The widely used BCG vaccine elicits an immune response against Mycobacterium tuberculosis (M.tb) and confers some protection against severe childhood TB.4 BCG revaccination has thus attracted interest for reasons of plausibility coupled with pragmatism about cost, safety, and feasibility.57 While evidence for its ability to protect against TB has been marginal, whether during primary vaccination or after revaccination, there have been some recent causes for cautious optimism.
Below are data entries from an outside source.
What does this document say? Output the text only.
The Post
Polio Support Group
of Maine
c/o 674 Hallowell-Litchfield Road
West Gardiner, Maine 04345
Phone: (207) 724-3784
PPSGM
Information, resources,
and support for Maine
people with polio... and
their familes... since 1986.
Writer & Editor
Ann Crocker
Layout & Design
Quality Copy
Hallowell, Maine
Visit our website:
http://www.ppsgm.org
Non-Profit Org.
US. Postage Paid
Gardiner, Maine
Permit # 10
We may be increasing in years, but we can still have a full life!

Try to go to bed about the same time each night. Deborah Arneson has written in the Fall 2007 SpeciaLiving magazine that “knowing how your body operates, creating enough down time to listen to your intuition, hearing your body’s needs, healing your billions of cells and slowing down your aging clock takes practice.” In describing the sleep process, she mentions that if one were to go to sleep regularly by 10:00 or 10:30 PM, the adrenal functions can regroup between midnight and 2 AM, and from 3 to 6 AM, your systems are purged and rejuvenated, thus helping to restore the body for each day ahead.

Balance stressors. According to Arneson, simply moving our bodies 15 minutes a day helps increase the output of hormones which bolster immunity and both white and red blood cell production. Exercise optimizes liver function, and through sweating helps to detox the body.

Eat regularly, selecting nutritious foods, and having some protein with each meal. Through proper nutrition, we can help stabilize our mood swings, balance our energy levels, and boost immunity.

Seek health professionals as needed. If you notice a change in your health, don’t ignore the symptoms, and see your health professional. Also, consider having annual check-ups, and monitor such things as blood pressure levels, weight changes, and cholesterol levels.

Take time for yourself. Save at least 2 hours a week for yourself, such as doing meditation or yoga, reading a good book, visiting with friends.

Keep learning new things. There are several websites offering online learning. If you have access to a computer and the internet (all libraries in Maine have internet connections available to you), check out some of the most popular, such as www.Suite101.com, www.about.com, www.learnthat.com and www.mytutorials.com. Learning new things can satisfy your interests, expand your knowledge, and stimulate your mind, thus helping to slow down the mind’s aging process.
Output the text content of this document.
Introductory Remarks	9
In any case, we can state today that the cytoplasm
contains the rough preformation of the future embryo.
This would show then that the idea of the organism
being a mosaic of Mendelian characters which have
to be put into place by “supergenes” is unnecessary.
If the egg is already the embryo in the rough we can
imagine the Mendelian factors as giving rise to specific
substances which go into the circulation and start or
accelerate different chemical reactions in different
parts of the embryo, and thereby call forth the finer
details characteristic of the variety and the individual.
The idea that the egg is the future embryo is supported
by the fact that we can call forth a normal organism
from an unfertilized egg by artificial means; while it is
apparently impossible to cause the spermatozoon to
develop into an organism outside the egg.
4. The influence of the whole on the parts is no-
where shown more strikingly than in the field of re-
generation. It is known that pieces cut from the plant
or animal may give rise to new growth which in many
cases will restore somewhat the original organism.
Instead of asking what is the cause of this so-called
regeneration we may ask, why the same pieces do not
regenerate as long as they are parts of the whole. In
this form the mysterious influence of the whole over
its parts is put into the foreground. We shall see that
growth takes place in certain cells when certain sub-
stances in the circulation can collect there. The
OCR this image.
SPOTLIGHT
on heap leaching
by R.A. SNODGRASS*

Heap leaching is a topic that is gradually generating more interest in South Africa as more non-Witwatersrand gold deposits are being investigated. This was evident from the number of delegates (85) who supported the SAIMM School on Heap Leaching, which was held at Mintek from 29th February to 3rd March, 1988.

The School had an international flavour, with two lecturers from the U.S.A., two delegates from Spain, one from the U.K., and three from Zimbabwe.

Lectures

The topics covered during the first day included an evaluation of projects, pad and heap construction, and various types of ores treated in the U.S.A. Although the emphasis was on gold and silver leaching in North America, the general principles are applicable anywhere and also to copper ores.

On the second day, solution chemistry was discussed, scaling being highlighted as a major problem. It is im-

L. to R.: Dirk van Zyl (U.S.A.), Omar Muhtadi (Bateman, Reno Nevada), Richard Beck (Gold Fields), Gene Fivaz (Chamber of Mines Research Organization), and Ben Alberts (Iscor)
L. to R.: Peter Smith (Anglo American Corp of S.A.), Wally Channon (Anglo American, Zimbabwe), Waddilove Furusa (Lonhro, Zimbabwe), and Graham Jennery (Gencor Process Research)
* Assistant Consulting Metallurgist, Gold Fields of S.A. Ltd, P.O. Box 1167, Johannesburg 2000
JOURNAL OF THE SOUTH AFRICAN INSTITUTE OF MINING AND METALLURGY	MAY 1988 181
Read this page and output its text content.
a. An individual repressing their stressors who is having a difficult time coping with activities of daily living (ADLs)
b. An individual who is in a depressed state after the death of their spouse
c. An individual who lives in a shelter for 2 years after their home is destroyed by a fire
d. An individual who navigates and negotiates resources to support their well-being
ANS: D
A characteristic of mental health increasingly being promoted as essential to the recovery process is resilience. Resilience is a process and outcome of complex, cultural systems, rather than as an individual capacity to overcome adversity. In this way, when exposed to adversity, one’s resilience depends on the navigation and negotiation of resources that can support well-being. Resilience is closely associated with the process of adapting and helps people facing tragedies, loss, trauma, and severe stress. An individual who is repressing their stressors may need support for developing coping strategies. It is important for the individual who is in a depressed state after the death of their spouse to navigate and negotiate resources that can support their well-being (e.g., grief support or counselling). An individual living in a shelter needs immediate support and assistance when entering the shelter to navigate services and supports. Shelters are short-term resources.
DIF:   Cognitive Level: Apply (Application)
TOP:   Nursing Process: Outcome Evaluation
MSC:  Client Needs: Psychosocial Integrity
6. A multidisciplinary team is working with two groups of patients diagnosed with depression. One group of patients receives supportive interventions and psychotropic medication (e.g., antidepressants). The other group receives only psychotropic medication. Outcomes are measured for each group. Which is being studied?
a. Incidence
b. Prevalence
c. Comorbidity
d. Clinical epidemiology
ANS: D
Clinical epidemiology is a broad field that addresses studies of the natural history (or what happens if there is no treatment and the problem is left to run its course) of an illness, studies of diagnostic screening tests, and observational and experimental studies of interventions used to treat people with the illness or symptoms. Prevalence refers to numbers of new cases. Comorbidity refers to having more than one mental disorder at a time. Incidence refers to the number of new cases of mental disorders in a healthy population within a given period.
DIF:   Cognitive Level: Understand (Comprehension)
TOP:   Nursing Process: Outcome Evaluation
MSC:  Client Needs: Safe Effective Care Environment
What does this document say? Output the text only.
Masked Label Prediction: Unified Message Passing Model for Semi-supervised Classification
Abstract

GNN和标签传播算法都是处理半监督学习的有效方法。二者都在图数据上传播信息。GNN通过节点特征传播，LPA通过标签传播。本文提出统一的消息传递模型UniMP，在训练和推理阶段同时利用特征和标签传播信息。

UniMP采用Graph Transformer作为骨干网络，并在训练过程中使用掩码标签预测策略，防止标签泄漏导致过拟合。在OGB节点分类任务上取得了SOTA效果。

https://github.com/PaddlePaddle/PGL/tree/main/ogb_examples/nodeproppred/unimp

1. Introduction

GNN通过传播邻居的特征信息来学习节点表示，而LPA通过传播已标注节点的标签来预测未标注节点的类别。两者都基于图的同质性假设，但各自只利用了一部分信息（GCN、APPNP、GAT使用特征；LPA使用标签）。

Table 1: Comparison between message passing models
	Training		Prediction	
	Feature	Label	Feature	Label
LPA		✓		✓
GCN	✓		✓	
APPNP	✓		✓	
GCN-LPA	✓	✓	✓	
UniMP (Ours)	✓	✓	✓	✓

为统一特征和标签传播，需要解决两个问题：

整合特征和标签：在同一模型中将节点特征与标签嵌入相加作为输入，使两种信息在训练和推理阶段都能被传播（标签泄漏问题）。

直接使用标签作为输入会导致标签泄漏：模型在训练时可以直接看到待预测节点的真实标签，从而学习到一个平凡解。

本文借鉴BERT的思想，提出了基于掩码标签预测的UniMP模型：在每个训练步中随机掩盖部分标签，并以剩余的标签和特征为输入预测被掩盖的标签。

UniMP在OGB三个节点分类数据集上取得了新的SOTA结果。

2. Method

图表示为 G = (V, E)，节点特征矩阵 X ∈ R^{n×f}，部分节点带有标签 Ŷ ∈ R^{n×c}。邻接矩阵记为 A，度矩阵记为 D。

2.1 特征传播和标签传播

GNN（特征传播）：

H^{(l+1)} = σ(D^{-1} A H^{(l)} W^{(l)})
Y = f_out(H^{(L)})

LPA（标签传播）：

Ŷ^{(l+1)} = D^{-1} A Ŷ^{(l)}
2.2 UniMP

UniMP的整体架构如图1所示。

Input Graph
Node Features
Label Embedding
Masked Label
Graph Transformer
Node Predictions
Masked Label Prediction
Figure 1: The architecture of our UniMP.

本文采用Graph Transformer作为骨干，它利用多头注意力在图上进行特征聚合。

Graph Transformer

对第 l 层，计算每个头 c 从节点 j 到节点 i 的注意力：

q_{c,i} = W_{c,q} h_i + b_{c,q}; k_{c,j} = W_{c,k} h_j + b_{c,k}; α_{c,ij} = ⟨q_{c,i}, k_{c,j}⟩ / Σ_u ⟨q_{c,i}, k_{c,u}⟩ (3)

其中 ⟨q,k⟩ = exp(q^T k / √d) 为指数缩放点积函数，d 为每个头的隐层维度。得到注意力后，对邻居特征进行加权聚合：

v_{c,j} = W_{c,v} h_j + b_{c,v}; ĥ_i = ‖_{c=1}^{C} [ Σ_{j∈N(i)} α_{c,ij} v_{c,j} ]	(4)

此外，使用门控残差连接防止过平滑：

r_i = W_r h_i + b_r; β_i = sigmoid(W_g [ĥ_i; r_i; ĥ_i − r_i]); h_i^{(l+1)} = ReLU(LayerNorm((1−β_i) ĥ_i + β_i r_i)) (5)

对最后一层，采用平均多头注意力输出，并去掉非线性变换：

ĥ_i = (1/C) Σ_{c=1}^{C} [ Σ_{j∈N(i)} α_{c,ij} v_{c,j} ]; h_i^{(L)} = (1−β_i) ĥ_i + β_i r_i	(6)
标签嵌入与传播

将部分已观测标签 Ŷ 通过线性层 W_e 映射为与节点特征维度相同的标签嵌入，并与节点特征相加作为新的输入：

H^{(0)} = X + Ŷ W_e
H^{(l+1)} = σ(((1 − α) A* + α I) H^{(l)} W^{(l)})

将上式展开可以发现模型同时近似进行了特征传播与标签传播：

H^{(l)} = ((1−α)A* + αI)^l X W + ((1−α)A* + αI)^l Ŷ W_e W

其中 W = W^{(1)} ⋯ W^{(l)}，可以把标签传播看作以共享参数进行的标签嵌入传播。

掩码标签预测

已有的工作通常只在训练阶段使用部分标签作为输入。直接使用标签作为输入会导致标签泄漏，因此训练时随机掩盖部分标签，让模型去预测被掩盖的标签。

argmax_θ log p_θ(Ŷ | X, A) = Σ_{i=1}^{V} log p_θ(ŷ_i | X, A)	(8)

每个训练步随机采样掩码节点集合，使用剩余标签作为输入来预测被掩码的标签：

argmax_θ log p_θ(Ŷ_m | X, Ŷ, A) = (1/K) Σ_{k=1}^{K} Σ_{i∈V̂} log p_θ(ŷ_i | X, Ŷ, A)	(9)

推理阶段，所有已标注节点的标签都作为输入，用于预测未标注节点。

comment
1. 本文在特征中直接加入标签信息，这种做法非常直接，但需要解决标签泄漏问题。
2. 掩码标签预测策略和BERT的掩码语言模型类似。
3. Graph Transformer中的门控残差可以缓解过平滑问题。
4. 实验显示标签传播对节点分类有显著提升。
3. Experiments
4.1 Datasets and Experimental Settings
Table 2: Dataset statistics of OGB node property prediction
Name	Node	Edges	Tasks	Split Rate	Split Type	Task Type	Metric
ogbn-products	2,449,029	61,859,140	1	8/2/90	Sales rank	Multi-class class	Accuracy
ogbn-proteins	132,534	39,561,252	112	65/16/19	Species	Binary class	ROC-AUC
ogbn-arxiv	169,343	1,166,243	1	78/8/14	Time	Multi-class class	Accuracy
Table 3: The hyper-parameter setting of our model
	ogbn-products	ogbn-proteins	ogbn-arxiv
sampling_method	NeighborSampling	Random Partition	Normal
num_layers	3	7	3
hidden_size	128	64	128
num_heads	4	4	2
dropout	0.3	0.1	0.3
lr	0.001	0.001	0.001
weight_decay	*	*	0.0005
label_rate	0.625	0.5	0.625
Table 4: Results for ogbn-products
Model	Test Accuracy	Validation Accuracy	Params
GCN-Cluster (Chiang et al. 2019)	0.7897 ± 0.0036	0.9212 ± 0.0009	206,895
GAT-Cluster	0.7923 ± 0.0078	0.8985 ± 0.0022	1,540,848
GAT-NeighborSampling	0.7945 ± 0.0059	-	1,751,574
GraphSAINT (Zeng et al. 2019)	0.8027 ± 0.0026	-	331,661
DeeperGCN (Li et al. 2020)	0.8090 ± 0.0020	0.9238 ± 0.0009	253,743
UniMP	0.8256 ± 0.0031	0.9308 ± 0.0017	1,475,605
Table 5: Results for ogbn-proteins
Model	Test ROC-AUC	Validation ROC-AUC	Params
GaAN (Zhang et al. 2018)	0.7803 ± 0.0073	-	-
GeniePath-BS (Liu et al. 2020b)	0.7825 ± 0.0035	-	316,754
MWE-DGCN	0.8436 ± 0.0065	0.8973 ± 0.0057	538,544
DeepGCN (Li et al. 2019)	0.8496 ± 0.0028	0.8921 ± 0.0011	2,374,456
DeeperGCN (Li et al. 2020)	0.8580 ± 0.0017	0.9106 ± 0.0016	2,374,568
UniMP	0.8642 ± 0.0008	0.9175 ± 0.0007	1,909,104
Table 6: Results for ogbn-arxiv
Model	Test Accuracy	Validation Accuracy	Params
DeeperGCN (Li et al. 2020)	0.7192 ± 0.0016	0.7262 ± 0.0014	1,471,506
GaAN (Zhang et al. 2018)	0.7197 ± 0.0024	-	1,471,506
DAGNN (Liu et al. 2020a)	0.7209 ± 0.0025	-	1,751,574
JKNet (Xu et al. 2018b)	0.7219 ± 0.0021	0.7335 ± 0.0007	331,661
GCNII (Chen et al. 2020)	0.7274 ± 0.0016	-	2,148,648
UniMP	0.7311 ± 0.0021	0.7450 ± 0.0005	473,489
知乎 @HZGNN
In a South African adolescent trial, BCG revaccination showed 45.4% efficacy in preventing sustained infection (95% CI 6.4%–68.1%), although it did not prevent infection defined as QFT positivity.8 This suggested that the immune response may aid in clearing early infection, rather than preventing exposure or entry altogether. The immunological rationale was bolstered by Indian evidence from the Chingleput cohort, where retrospective reanalysis of the original Indian Council of Medical Research–National Institute for Research in Tuberculosis BCG trial yielded a hazard ratio of 0.64 (95% CI 0.46–0.89) for TB incidence amongst the small subgroup revaccinated with BCG, indicating a modest 36% protective efficacy.9

Evidence

So, is this the final word? While the trial design was quite robust, the study period overlapped with Covid-19 lockdowns, which likely altered exposure risks and artificially reduced TB transmission early on. Externally reduced risk of infection in both groups would reduce the power to detect vaccine efficacy. However, given an HR of 1.04, it seems unlikely that this had a significant influence on the results. The unblinding due to local reaction to BCG but not placebo is unlikely to have influenced QFT result interpretation and can be ignored. However, the reliance on QFT as a surrogate for infection is inherently flawed. QFT reflects immune sensitization to M.tb antigens that are absent in BCG (ESAT-6 and CFP10), not viable infection, and is thus subject to variability and spontaneous reversion. Notably, QFT reversion occurred in over 40% of converters in both arms, making it difficult to distinguish meaningful vaccine impact from immunological noise.10 Overall, while technically robust, the REVAX trial’s dependence on imperfect biomarkers limits the conclusiveness of otherwise clearly negative findings.

Emerging verdict

The negative results of the REVAX trial dampen hopes for BCG revaccination as a viable path for TB elimination. From early promise to cautious optimism and now to guarded realism, the trajectory has underscored the complexity of TB immunology. The evidence suggests that BCG revaccination, while safe and immunologically active, offers limited to no benefit in preventing sustained infection as currently measured. The realist in me concludes that it is unlikely to meaningfully alter TB epidemiology at the population level, while leaving room for optimism that this apparent failure was due to immunological noise, and that the Chingleput cohort analysis signal may yet turn out to be real rather than statistical noise. Both the realist and optimist in me agree that even if BCG revaccination is not the answer, the search for that answer is clearer now than it has ever been. India’s ongoing exploration of BCG revaccination will probably need re-evaluation, with perhaps a shift in priority towards newer vaccines.